Mengapakah, hai para manusia yang tidak maha mutlak, yang lemah, hamba Allah anggota MPR memproduksi kontruksi hukum yang mutlak-mutlakan!? Mengapakah hai para manusia yang tidak maha mutlak, yang lemah, hamba Allah yang muslim tidak secuilpun menoleh pada konstruksi hukum menurut Syari'at Islam, sehingga memproduksi kontruksi hukum yang mutlak-mutlakan!? Mengapakah Tap No.VII Psl.7, ayat (3), yang menyebutkan bahwa pergantian dan pengangkatan Kapolri oleh presiden harus mendapat persetujuan dari DPR tersebut tidak diberi anak kalimat? Yaitu seperti anak kalimat: namun barang siapa yang terpaksa (memakannya), sedang ia tiada aniaya dan tiada pula melampaui batas, maka tiada dosa atasnya, sesungguhnya Allah Maha Pengampun Maha Penyayang seperti dalam ayat (2:173)?

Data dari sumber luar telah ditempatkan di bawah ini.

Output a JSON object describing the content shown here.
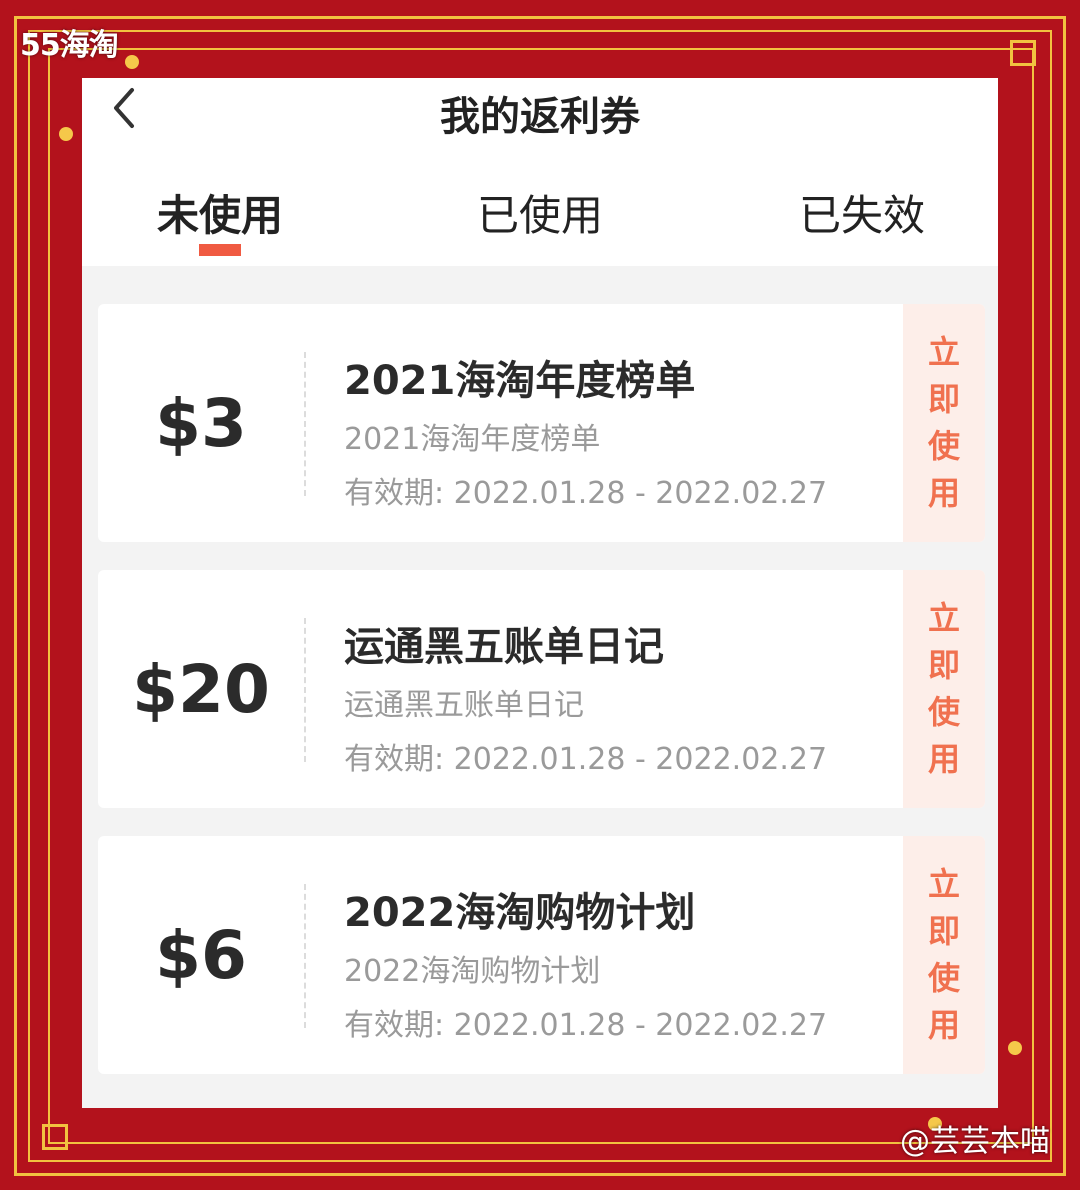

Alhasil, andaikata Tap No.VII Psl.7, ayat (3) diberi anak kalimat seperti misalnya: Dalam keadaan sangat mendesak presiden dapat mengganti Kapolri yang akan dilaporkan kepada DPR kemudian, maka polemik dikhotomis konstitusional versus inkonstitusional yang menguras tenaga otak dan membingungkan masyarakat oleh pendapat yang bermacam-macam dari pihak legislatif, dari pihak eksekutif, dari para pakar, terlebih dari para pengamat yang jumlahnya bagai jamur di musim hujan, tidaklah perlu terjadi. WaLla-hu a'lamu bishshawa-b.